Hoy, en cambio, con los gobiernos de la Transformación, se asume una responsabilidad histórica: el rescate de los mineros, la dignificación de sus familias y el compromiso de que nunca más el Estado será indiferente ante la tragedia de sus trabajadores. El resultado: 28 mineros rescatados. Ese contraste no es menor. Es el reflejo de dos proyectos de país radicalmente distintos.
El neoliberalismo se volvió insostenible. Por ello, tras una larga lucha, el pueblo de México decidió cambiar el rumbo del país en 2018. Con la llegada de la Cuarta Transformación, los derechos laborales se colocaron en el centro de la política pública. Iniciamos un viraje profundo: de la precariedad a la dignificación del trabajo.
Este cambio de ruta se sustenta con resultados concretos. Una de las primeras acciones al llegar los gobiernos de la Transformación fue incrementar 16 por ciento el salario mínimo. A partir de entonces, han sido ocho años de aumentos de doble dígito, para pasar de 88.36 pesos diarios a 315.04 pesos por día. Es decir, 256 por ciento más, logrando revertir la pérdida del poder adquisitivo de 77 por ciento de los gobiernos neoliberales para llegar hoy a 154 por ciento de recuperación.
También hemos corregido con firmeza otros abusos del periodo neoliberal como la imposición de la subcontratación abusiva, una forma para evadir responsabilidades laborales, precarizar el empleo y negar derechos básicos a millones de trabajadores. Con la reforma impulsada por los gobiernos de la Transformación, esta práctica fue regulada y corregida: más de tres millones de trabajadoras y trabajadores fueron reconocidos por sus verdaderos empleadores, adquiriendo así derechos, seguridad social y condiciones laborales dignas.
En el pasado neoliberal, el reparto de utilidades se convirtió en una simulación que limitaba el acceso de los trabajadores a este derecho constitucional. Hoy, como resultado directo de la reforma de subcontratación, el PTU se ha fortalecido de manera histórica: mientras antes se distribuían alrededor de 87 mil millones de pesos, actualmente el monto alcanza los 259 mil millones.
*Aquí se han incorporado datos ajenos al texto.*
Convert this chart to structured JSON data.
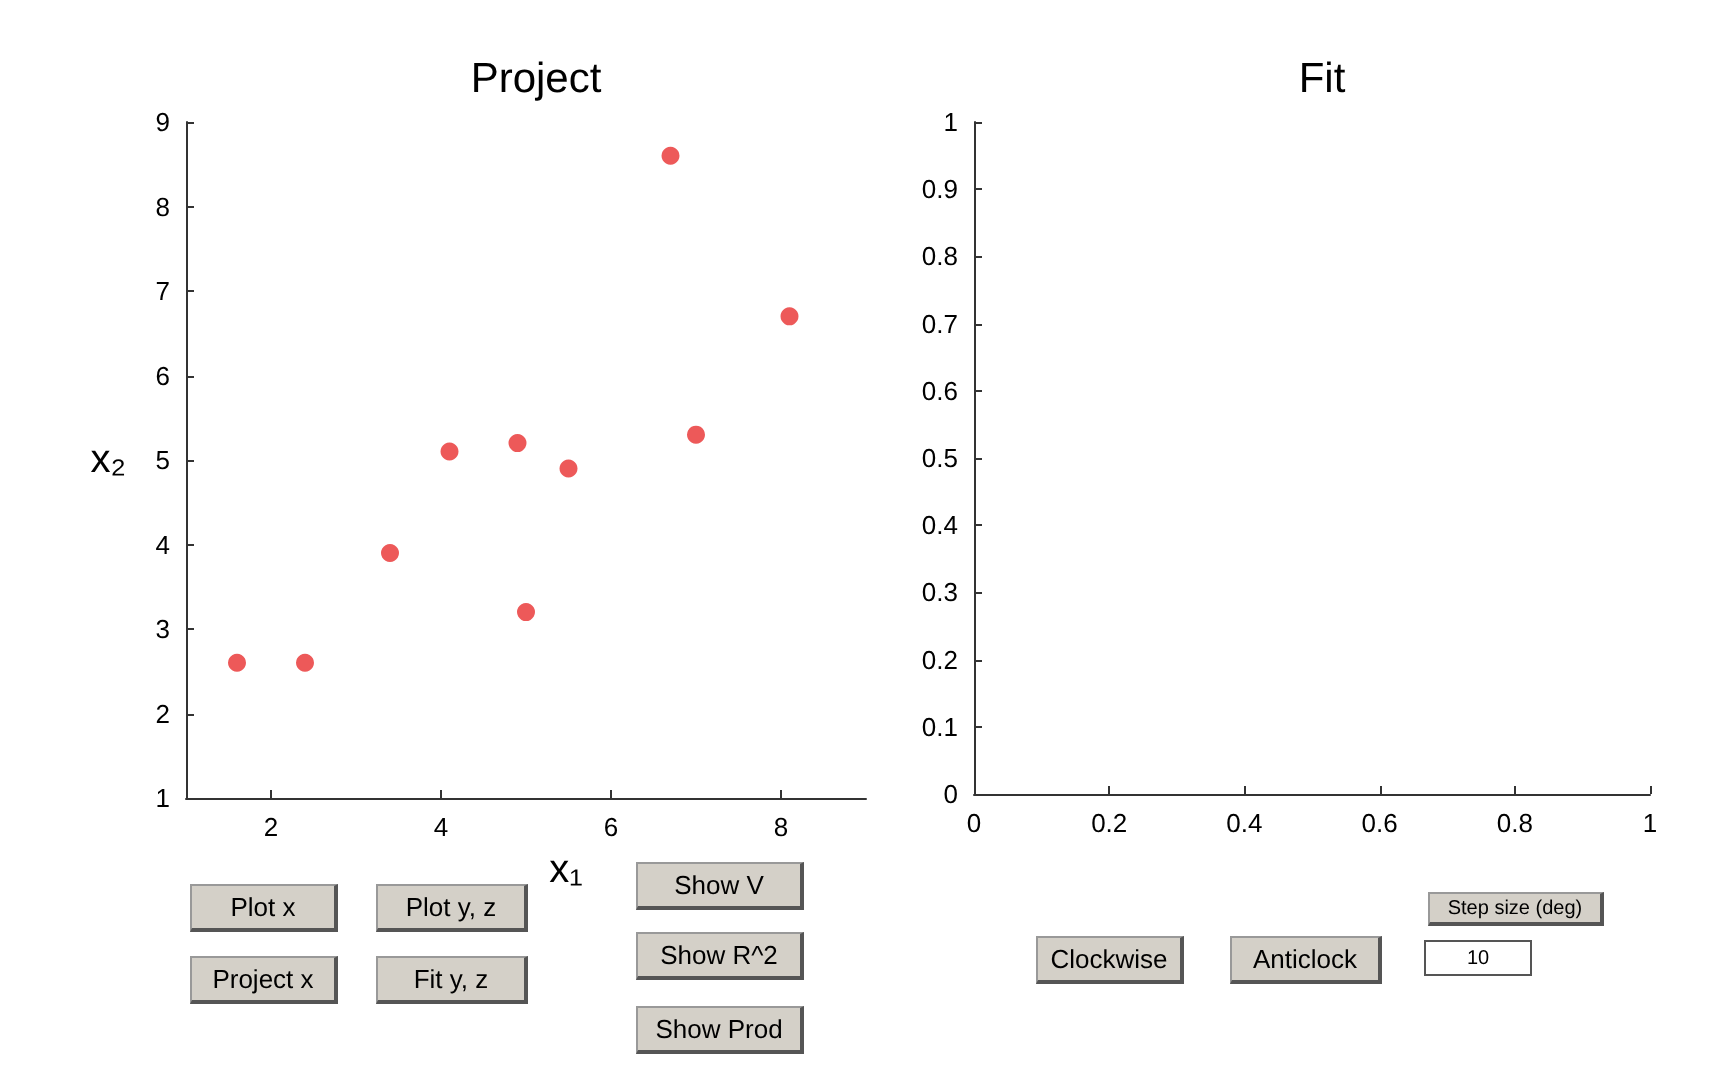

Bajo el gobierno de la presidenta Claudia Sheinbaum, el proceso de transformación de los derechos laborales se consolida hoy como una etapa histórica de expansión y modernización: nuevas reformas que saldan deudas históricas con los trabajadores y los sectores olvidados. Menciono algunos ejemplos contundentes: la reforma para dotar de seguridad social a las y los trabajadores de plataformas digitales, la instauración paulatina de la semana laboral de 40 horas, la creación del Certificado Laboral para la Agroexportación y la fundación del Centro de Atención Integral para Trabajadores Agrícolas. Se trata, en conjunto, de una ruta precisa: pasar de rescatar derechos a ampliarlos, consolidando un modelo donde el trabajo digno es eje del desarrollo y del bienestar.
A diferencia del pasado neoliberal, esta nueva etapa histórica de nuestro país, que diversos sectores han tenido a bien llamar la primavera de los derechos laborales, se ha construido con el diálogo social permanente entre trabajadores, empleadores y gobierno.
Está claro que el Primero de Mayo nos recuerda de dónde venimos, pero también, como una luz redentora que emana del pasado, nos marca el camino hacia dónde vamos. México avanza con paso firme hacia una realidad laboral más justa, más digna y más humana. Reconozcamos y recordemos a quienes con su esfuerzo han luchado y defendido los derechos que hoy hemos logrado consolidar y gozar. Sigamos construyendo, juntas y juntos, un México donde el trabajo no sea sinónimo de precariedad, sino de bienestar compartido.